Further analyses provided evidence of non-stem origins for serrated cells, such as a shared phylogeny with differentiated cells, Shrubsole said. A velocity analysis also showed that they likely came from differentiated cells and not from stem cells.
The researchers then looked to see if the features they identified in the polyps were also in the patients' cancers. They found that colorectal cancers with high microsatellite instability, or MSI-H, seemed to carry metaplastic signatures of serrated polyps, whereas microsatellite stable, or MSS, cancers correlated with adenoma-specific WNT subtype cells.
However, they also found that the stem cell program was reactivated in MSI-H colorectal cancer cells, compared with serrated polyps. This was different from MSS colorectal cancer, which showed a lack of stem and metaplastic features. MSI-H colorectal cancers also showed heterogeneous regions of stem-like and metaplastic cells that correlated with the local immune environment.
Ultimately, Shrubsole said, there were tumor-intrinsic differences between conventional and serrated pathways of tumorigenesis, with conventional adenomas arising from activation of WNT and associated regenerative programs and serrated polyps arising from mucinous metaplasia in response to damage. The origins of conventional adenomas are likely to be normal stem cells, while serrated polyps may develop from committed absorptive cells.
The group's next steps are to study the role of microbial exposures through the use of biofilm samples, and to build the number of samples in the atlas to confirm earlier findings.
Finally, Nir Hacohen, codirector of the cell circuits program at the Broad Institute, presented his group's work on mismatch repair-deficient, or MMRd, and MMR-proficient, or MMRp, colorectal cancer, which represent two immunological states. MMRd tumors typically have high tumor mutational burden, or TMB, and are more likely than MMRp tumors to respond well to immunotherapy. Meanwhile, around 85 percent of colorectal cancer patients have MMRp tumors, which are known to have low TMB and are typically unresponsive to immunotherapy.

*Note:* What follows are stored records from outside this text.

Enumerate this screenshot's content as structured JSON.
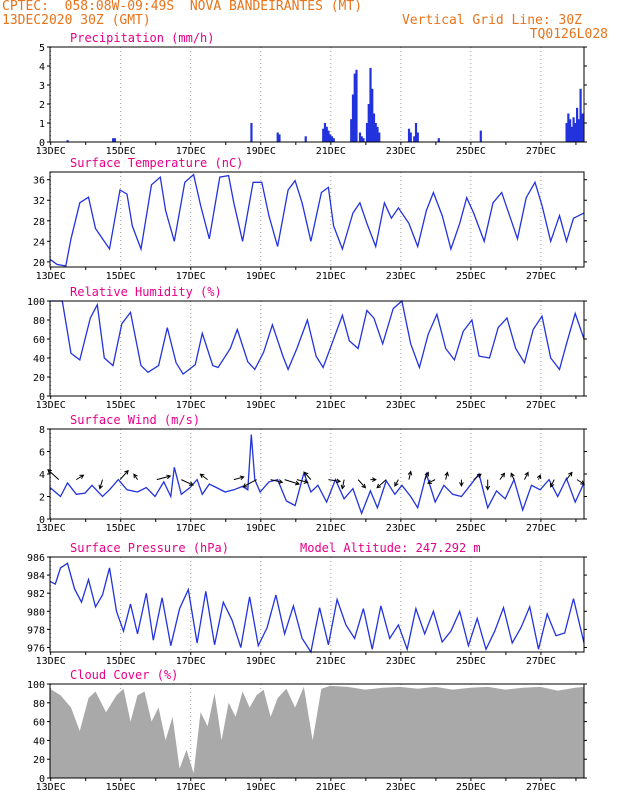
{
  "header": {
    "line1": "CPTEC:  058:08W-09:49S  NOVA BANDEIRANTES (MT)",
    "line2": "13DEC2020 30Z (GMT)",
    "grid_note": "Vertical Grid Line: 30Z",
    "code": "TQ0126L028"
  },
  "colors": {
    "line": "#2233dd",
    "bars": "#2233dd",
    "cloud": "#a9a9a9",
    "title": "#e8008a",
    "header": "#e8731a"
  },
  "chart_data": [
    {
      "type": "bar",
      "title": "Precipitation (mm/h)",
      "ylim": [
        0,
        5
      ],
      "yticks": [
        0,
        1,
        2,
        3,
        4,
        5
      ],
      "xticks": [
        "13DEC",
        "15DEC",
        "17DEC",
        "19DEC",
        "21DEC",
        "23DEC",
        "25DEC",
        "27DEC"
      ],
      "x_unit": "day offset from 13DEC",
      "x": [
        0.5,
        1.8,
        1.85,
        5.75,
        6.5,
        6.55,
        7.3,
        7.8,
        7.85,
        7.9,
        7.95,
        8.0,
        8.05,
        8.1,
        8.6,
        8.65,
        8.7,
        8.75,
        8.85,
        8.9,
        8.95,
        9.05,
        9.1,
        9.15,
        9.2,
        9.25,
        9.3,
        9.35,
        9.4,
        10.25,
        10.3,
        10.4,
        10.45,
        10.5,
        11.1,
        12.3,
        14.75,
        14.8,
        14.85,
        14.9,
        14.95,
        15.0,
        15.05,
        15.1,
        15.15,
        15.2
      ],
      "values": [
        0.1,
        0.2,
        0.2,
        1.0,
        0.5,
        0.4,
        0.3,
        0.7,
        1.0,
        0.8,
        0.6,
        0.4,
        0.3,
        0.2,
        1.2,
        2.5,
        3.6,
        3.8,
        0.5,
        0.3,
        0.2,
        1.0,
        2.0,
        3.9,
        2.8,
        1.5,
        1.0,
        0.8,
        0.5,
        0.7,
        0.5,
        0.3,
        1.0,
        0.5,
        0.2,
        0.6,
        1.0,
        1.5,
        1.2,
        0.8,
        1.3,
        1.0,
        1.8,
        1.2,
        2.8,
        1.5
      ]
    },
    {
      "type": "line",
      "title": "Surface Temperature (nC)",
      "ylim": [
        19,
        37.5
      ],
      "yticks": [
        20,
        24,
        28,
        32,
        36
      ],
      "xticks": [
        "13DEC",
        "15DEC",
        "17DEC",
        "19DEC",
        "21DEC",
        "23DEC",
        "25DEC",
        "27DEC"
      ],
      "x": [
        0,
        0.2,
        0.45,
        0.6,
        0.85,
        1.1,
        1.3,
        1.45,
        1.7,
        2.0,
        2.2,
        2.35,
        2.6,
        2.9,
        3.15,
        3.3,
        3.55,
        3.85,
        4.1,
        4.3,
        4.55,
        4.85,
        5.1,
        5.25,
        5.5,
        5.8,
        6.05,
        6.25,
        6.5,
        6.8,
        7.0,
        7.2,
        7.45,
        7.75,
        7.95,
        8.1,
        8.35,
        8.65,
        8.85,
        9.05,
        9.3,
        9.55,
        9.75,
        9.95,
        10.25,
        10.5,
        10.75,
        10.95,
        11.2,
        11.45,
        11.7,
        11.9,
        12.1,
        12.4,
        12.65,
        12.9,
        13.1,
        13.35,
        13.6,
        13.85,
        14.05,
        14.3,
        14.55,
        14.75,
        14.95,
        15.25
      ],
      "values": [
        20.5,
        19.5,
        19.2,
        24.5,
        31.5,
        32.6,
        26.5,
        25.0,
        22.5,
        34.0,
        33.2,
        27.0,
        22.5,
        35.0,
        36.5,
        30.0,
        24.0,
        35.5,
        37.0,
        31.0,
        24.5,
        36.5,
        36.8,
        31.5,
        24.0,
        35.5,
        35.5,
        29.0,
        23.0,
        34.0,
        35.8,
        31.5,
        24.0,
        33.5,
        34.5,
        27.0,
        22.5,
        29.5,
        31.5,
        27.5,
        23.0,
        31.5,
        28.5,
        30.5,
        27.5,
        23.0,
        30.0,
        33.5,
        29.0,
        22.5,
        27.5,
        32.5,
        29.5,
        24.0,
        31.5,
        33.5,
        29.5,
        24.5,
        32.5,
        35.5,
        31.0,
        24.0,
        29.0,
        24.0,
        28.5,
        29.5
      ]
    },
    {
      "type": "line",
      "title": "Relative Humidity (%)",
      "ylim": [
        0,
        100
      ],
      "yticks": [
        0,
        20,
        40,
        60,
        80,
        100
      ],
      "xticks": [
        "13DEC",
        "15DEC",
        "17DEC",
        "19DEC",
        "21DEC",
        "23DEC",
        "25DEC",
        "27DEC"
      ],
      "x": [
        0,
        0.35,
        0.6,
        0.85,
        1.15,
        1.35,
        1.55,
        1.8,
        2.05,
        2.3,
        2.6,
        2.8,
        3.1,
        3.35,
        3.6,
        3.8,
        4.15,
        4.35,
        4.65,
        4.8,
        5.15,
        5.35,
        5.65,
        5.85,
        6.1,
        6.35,
        6.65,
        6.8,
        7.05,
        7.35,
        7.6,
        7.8,
        8.05,
        8.35,
        8.55,
        8.8,
        9.05,
        9.25,
        9.5,
        9.8,
        10.05,
        10.3,
        10.55,
        10.8,
        11.05,
        11.3,
        11.55,
        11.8,
        12.05,
        12.25,
        12.55,
        12.8,
        13.05,
        13.3,
        13.55,
        13.8,
        14.05,
        14.3,
        14.55,
        14.75,
        15.0,
        15.25
      ],
      "values": [
        100,
        100,
        45,
        38,
        82,
        96,
        40,
        32,
        76,
        88,
        32,
        25,
        32,
        72,
        35,
        23,
        33,
        66,
        32,
        30,
        50,
        70,
        36,
        28,
        46,
        75,
        42,
        28,
        50,
        80,
        42,
        30,
        55,
        85,
        58,
        50,
        90,
        82,
        55,
        92,
        100,
        55,
        30,
        65,
        86,
        50,
        38,
        68,
        80,
        42,
        40,
        72,
        82,
        50,
        35,
        70,
        84,
        40,
        28,
        55,
        87,
        60
      ]
    },
    {
      "type": "line",
      "title": "Surface Wind (m/s)",
      "ylim": [
        0,
        8
      ],
      "yticks": [
        0,
        2,
        4,
        6,
        8
      ],
      "xticks": [
        "13DEC",
        "15DEC",
        "17DEC",
        "19DEC",
        "21DEC",
        "23DEC",
        "25DEC",
        "27DEC"
      ],
      "x": [
        0,
        0.3,
        0.5,
        0.75,
        1.0,
        1.2,
        1.5,
        1.7,
        1.95,
        2.2,
        2.5,
        2.75,
        3.0,
        3.25,
        3.45,
        3.55,
        3.75,
        4.0,
        4.2,
        4.35,
        4.55,
        4.75,
        5.0,
        5.25,
        5.5,
        5.65,
        5.75,
        5.85,
        6.0,
        6.25,
        6.5,
        6.75,
        7.0,
        7.25,
        7.45,
        7.65,
        7.9,
        8.15,
        8.4,
        8.65,
        8.9,
        9.15,
        9.35,
        9.6,
        9.85,
        10.05,
        10.3,
        10.5,
        10.75,
        11.0,
        11.25,
        11.5,
        11.75,
        12.0,
        12.25,
        12.5,
        12.75,
        13.0,
        13.25,
        13.5,
        13.75,
        14.0,
        14.25,
        14.5,
        14.75,
        15.0,
        15.25
      ],
      "values": [
        2.8,
        2.0,
        3.2,
        2.2,
        2.3,
        3.0,
        2.0,
        2.6,
        3.5,
        2.6,
        2.4,
        2.8,
        2.0,
        3.3,
        2.0,
        4.6,
        2.2,
        2.8,
        3.5,
        2.2,
        3.1,
        2.8,
        2.4,
        2.6,
        2.9,
        2.6,
        7.5,
        3.5,
        2.4,
        3.3,
        3.5,
        1.6,
        1.2,
        4.1,
        2.4,
        3.0,
        1.5,
        3.5,
        1.8,
        2.7,
        0.5,
        2.5,
        1.0,
        3.4,
        2.2,
        3.0,
        2.0,
        1.0,
        4.0,
        1.5,
        3.0,
        2.2,
        2.0,
        3.0,
        4.0,
        1.0,
        2.5,
        1.8,
        3.5,
        0.8,
        3.0,
        2.6,
        3.5,
        2.0,
        3.6,
        1.5,
        3.2
      ],
      "arrow_x": [
        0.25,
        0.75,
        1.5,
        2.0,
        2.5,
        3.05,
        3.75,
        4.5,
        5.25,
        5.9,
        6.3,
        6.7,
        7.05,
        7.45,
        7.95,
        8.4,
        8.8,
        9.15,
        9.6,
        9.95,
        10.25,
        10.7,
        11.0,
        11.3,
        11.75,
        12.1,
        12.5,
        12.85,
        13.25,
        13.55,
        13.95,
        14.4,
        14.75,
        15.05
      ],
      "arrow_u": [
        -1.2,
        0.8,
        -0.3,
        0.9,
        -0.4,
        1.5,
        1.3,
        -0.8,
        1.1,
        -1.5,
        1.3,
        1.6,
        1.2,
        -0.7,
        1.3,
        -0.2,
        0.8,
        0.6,
        -1.0,
        -0.4,
        0.2,
        0.4,
        -0.8,
        0.2,
        0.0,
        0.8,
        0.0,
        0.5,
        -0.3,
        0.4,
        0.2,
        -0.4,
        0.6,
        0.8
      ],
      "arrow_v": [
        1.1,
        0.5,
        -1.0,
        1.0,
        0.6,
        0.4,
        -0.6,
        0.6,
        0.3,
        -0.8,
        -0.3,
        -0.5,
        -0.3,
        0.8,
        -0.2,
        -1.0,
        -0.9,
        0.0,
        -0.9,
        -0.7,
        0.9,
        0.8,
        -0.4,
        0.8,
        -0.7,
        0.6,
        -1.1,
        0.7,
        0.7,
        0.8,
        0.5,
        -0.8,
        0.8,
        -0.5
      ]
    },
    {
      "type": "line",
      "title": "Surface Pressure (hPa)",
      "annotation": "Model Altitude: 247.292 m",
      "ylim": [
        975.5,
        986
      ],
      "yticks": [
        976,
        978,
        980,
        982,
        984,
        986
      ],
      "xticks": [
        "13DEC",
        "15DEC",
        "17DEC",
        "19DEC",
        "21DEC",
        "23DEC",
        "25DEC",
        "27DEC"
      ],
      "x": [
        0,
        0.15,
        0.3,
        0.5,
        0.7,
        0.9,
        1.1,
        1.3,
        1.5,
        1.7,
        1.9,
        2.1,
        2.3,
        2.5,
        2.75,
        2.95,
        3.2,
        3.45,
        3.7,
        3.95,
        4.2,
        4.45,
        4.7,
        4.95,
        5.2,
        5.45,
        5.7,
        5.95,
        6.2,
        6.45,
        6.7,
        6.95,
        7.2,
        7.45,
        7.7,
        7.95,
        8.2,
        8.45,
        8.7,
        8.95,
        9.2,
        9.45,
        9.7,
        9.95,
        10.2,
        10.45,
        10.7,
        10.95,
        11.2,
        11.45,
        11.7,
        11.95,
        12.2,
        12.45,
        12.7,
        12.95,
        13.2,
        13.45,
        13.7,
        13.95,
        14.2,
        14.45,
        14.7,
        14.95,
        15.25
      ],
      "values": [
        983.3,
        983.0,
        984.8,
        985.3,
        982.5,
        981.0,
        983.5,
        980.5,
        981.8,
        984.8,
        980.0,
        977.8,
        980.8,
        977.5,
        982.0,
        976.8,
        981.5,
        976.2,
        980.3,
        982.4,
        976.5,
        982.2,
        976.3,
        981.0,
        979.0,
        976.0,
        981.6,
        976.2,
        978.2,
        981.8,
        977.5,
        980.6,
        977.0,
        975.5,
        980.4,
        976.3,
        981.3,
        978.5,
        977.0,
        980.3,
        975.8,
        980.6,
        977.0,
        978.5,
        975.8,
        980.3,
        977.5,
        980.0,
        976.6,
        977.8,
        980.0,
        976.2,
        979.2,
        975.8,
        977.8,
        980.4,
        976.5,
        978.2,
        980.5,
        975.8,
        979.7,
        977.3,
        977.6,
        981.4,
        976.5
      ]
    },
    {
      "type": "area",
      "title": "Cloud Cover (%)",
      "ylim": [
        0,
        100
      ],
      "yticks": [
        0,
        20,
        40,
        60,
        80,
        100
      ],
      "xticks": [
        "13DEC",
        "15DEC",
        "17DEC",
        "19DEC",
        "21DEC",
        "23DEC",
        "25DEC",
        "27DEC"
      ],
      "x": [
        0,
        0.3,
        0.6,
        0.85,
        1.1,
        1.3,
        1.6,
        1.9,
        2.1,
        2.3,
        2.5,
        2.7,
        2.9,
        3.1,
        3.3,
        3.5,
        3.7,
        3.9,
        4.1,
        4.3,
        4.5,
        4.7,
        4.9,
        5.1,
        5.3,
        5.5,
        5.7,
        5.9,
        6.1,
        6.3,
        6.5,
        6.75,
        7.0,
        7.25,
        7.5,
        7.75,
        8.0,
        8.5,
        9.0,
        9.5,
        10.0,
        10.5,
        11.0,
        11.5,
        12.0,
        12.5,
        13.0,
        13.5,
        14.0,
        14.5,
        15.0,
        15.25
      ],
      "values": [
        95,
        88,
        75,
        50,
        85,
        92,
        70,
        88,
        95,
        60,
        88,
        92,
        60,
        75,
        40,
        65,
        10,
        30,
        5,
        70,
        55,
        90,
        40,
        80,
        65,
        92,
        75,
        88,
        94,
        65,
        85,
        95,
        75,
        97,
        40,
        95,
        98,
        97,
        94,
        96,
        97,
        95,
        97,
        94,
        96,
        97,
        94,
        96,
        97,
        93,
        96,
        97
      ]
    }
  ]
}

Hacohen and his colleagues aimed to determine the difference in immune cell composition and organization between MMRd and MMRp tumors and study how malignant, immune, and stromal cells organized into functional units to form the tumor microenvironment.
They began by performing scRNAseq on about 400,000 cells from a 62-patient cohort with primary, untreated MMRd and MMRp colorectal cancer and found seven cell lineages organized in 88 clusters. The major immune composition differences between MMRd and MMRp cells, Hacohen said, was that the former comprised mainly CXCL 13-positive T cells and activated gamma-delta-like T cells, whereas the latter comprised mainly IL17-positive T cells. The data also suggested that the MMRd CXCL13 cells were tumor-specific.
The researchers also found multicellular interaction networks based on covariation of program activities across patient specimens. There were seven such hubs in MMRd and nine hubs in MMRp colorectal cancer cells. For example, one hub was a cellular interaction network that drove inflammation in human MMRd and MMRp cancer cells but was not present in normal colon cells. Another hub provided putative anti-tumor immunity in MMRd cancer cells.
In conclusion, Harcohen said, the immune hubs are a functional unit of the immune response. The researchers found different types of hubs, such as anti-tumor immunity, inflammation, and tissue repair and growth. They also found different states of hubs, such as those that have context-dependent features and those that exist in different temporal phases.
Harcohen noted that the hubs could be helpful in organizing researchers' knowledge of colorectal cancer and in helping to recognize similar patterns across patient-specific tumor landscapes.